Following the end of the war, Garland and several other African-American veterans of the Spanish Civil War formed the United Negro Allied Veterans Association (UNAVA). The UNAVA had more than 10,000 members at its peak. In 1946, the Veterans Administration refused accreditation to the newly-formed group. In September of that year, the UNAVA sent hundreds of protesters to Washington, D.C., where they demanded federal anti-lynching legislation, the end of the poll tax, and the removal of white supremacist Mississippi senator Theodore G. Bilbo. The UNAVA was also active in Chicago, where they protested the Airport Homes race riots and worked with congressman William L. Dawson on fair housing legislation.

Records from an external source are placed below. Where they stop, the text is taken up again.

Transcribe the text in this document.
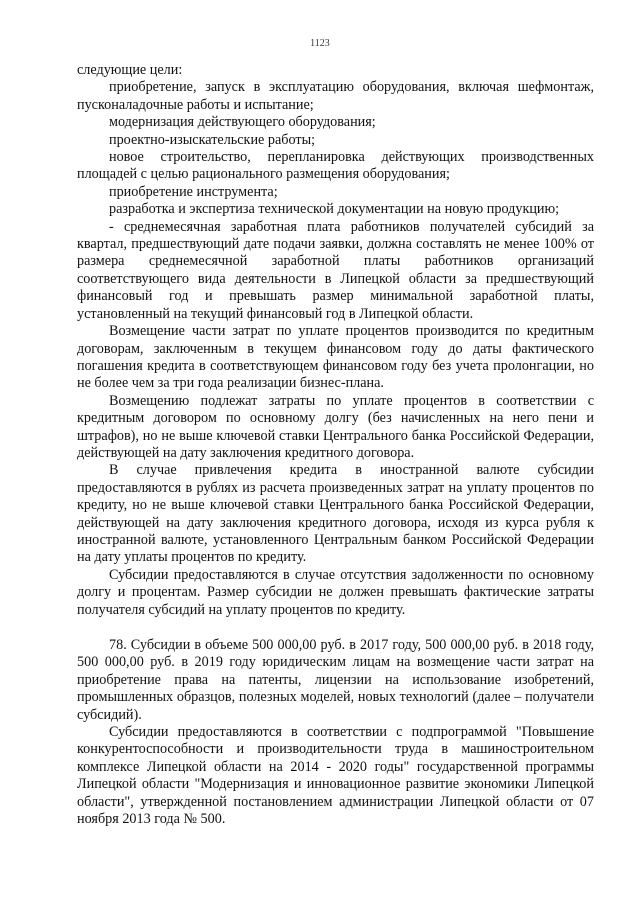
1123

следующие цели:

приобретение, запуск в эксплуатацию оборудования, включая шефмонтаж, пусконаладочные работы и испытание;

модернизация действующего оборудования;

проектно-изыскательские работы;

новое строительство, перепланировка действующих производственных площадей с целью рационального размещения оборудования;

приобретение инструмента;

разработка и экспертиза технической документации на новую продукцию;

- среднемесячная заработная плата работников получателей субсидий за квартал, предшествующий дате подачи заявки, должна составлять не менее 100% от размера среднемесячной заработной платы работников организаций соответствующего вида деятельности в Липецкой области за предшествующий финансовый год и превышать размер минимальной заработной платы, установленный на текущий финансовый год в Липецкой области.

Возмещение части затрат по уплате процентов производится по кредитным договорам, заключенным в текущем финансовом году до даты фактического погашения кредита в соответствующем финансовом году без учета пролонгации, но не более чем за три года реализации бизнес-плана.

Возмещению подлежат затраты по уплате процентов в соответствии с кредитным договором по основному долгу (без начисленных на него пени и штрафов), но не выше ключевой ставки Центрального банка Российской Федерации, действующей на дату заключения кредитного договора.

В случае привлечения кредита в иностранной валюте субсидии предоставляются в рублях из расчета произведенных затрат на уплату процентов по кредиту, но не выше ключевой ставки Центрального банка Российской Федерации, действующей на дату заключения кредитного договора, исходя из курса рубля к иностранной валюте, установленного Центральным банком Российской Федерации на дату уплаты процентов по кредиту.

Субсидии предоставляются в случае отсутствия задолженности по основному долгу и процентам. Размер субсидии не должен превышать фактические затраты получателя субсидий на уплату процентов по кредиту.

78. Субсидии в объеме 500 000,00 руб. в 2017 году, 500 000,00 руб. в 2018 году, 500 000,00 руб. в 2019 году юридическим лицам на возмещение части затрат на приобретение права на патенты, лицензии на использование изобретений, промышленных образцов, полезных моделей, новых технологий (далее – получатели субсидий).

Субсидии предоставляются в соответствии с подпрограммой "Повышение конкурентоспособности и производительности труда в машиностроительном комплексе Липецкой области на 2014 - 2020 годы" государственной программы Липецкой области "Модернизация и инновационное развитие экономики Липецкой области", утвержденной постановлением администрации Липецкой области от 07 ноября 2013 года № 500.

In 1947, The New York Times reported on a national convention of the UNAVA, at which 200 delegates voted to send a delegation to the nation's capital to demand an investigation into discriminatory practices of the VA in the South. That year the group was placed on a federal list of "subversive organizations," making its work harder, and by 1949 it had shut down.

Garland continued to support communist causes in New York, and frequented the pro-communist Ben Davis Club in Harlem. He also organized efforts for the International Workers Order. In 1949 he traveled with Paul Robeson and acted as his bodyguard. Garland split with the CPUSA in 1952 (the party was hemorrhaging members at this time, falling from 80,000 in 1946 to 5,000 by 1954) and was expelled from the party that same year. The FBI continued to monitor Garland until his death in Columbus, Ohio on January 7, 1974.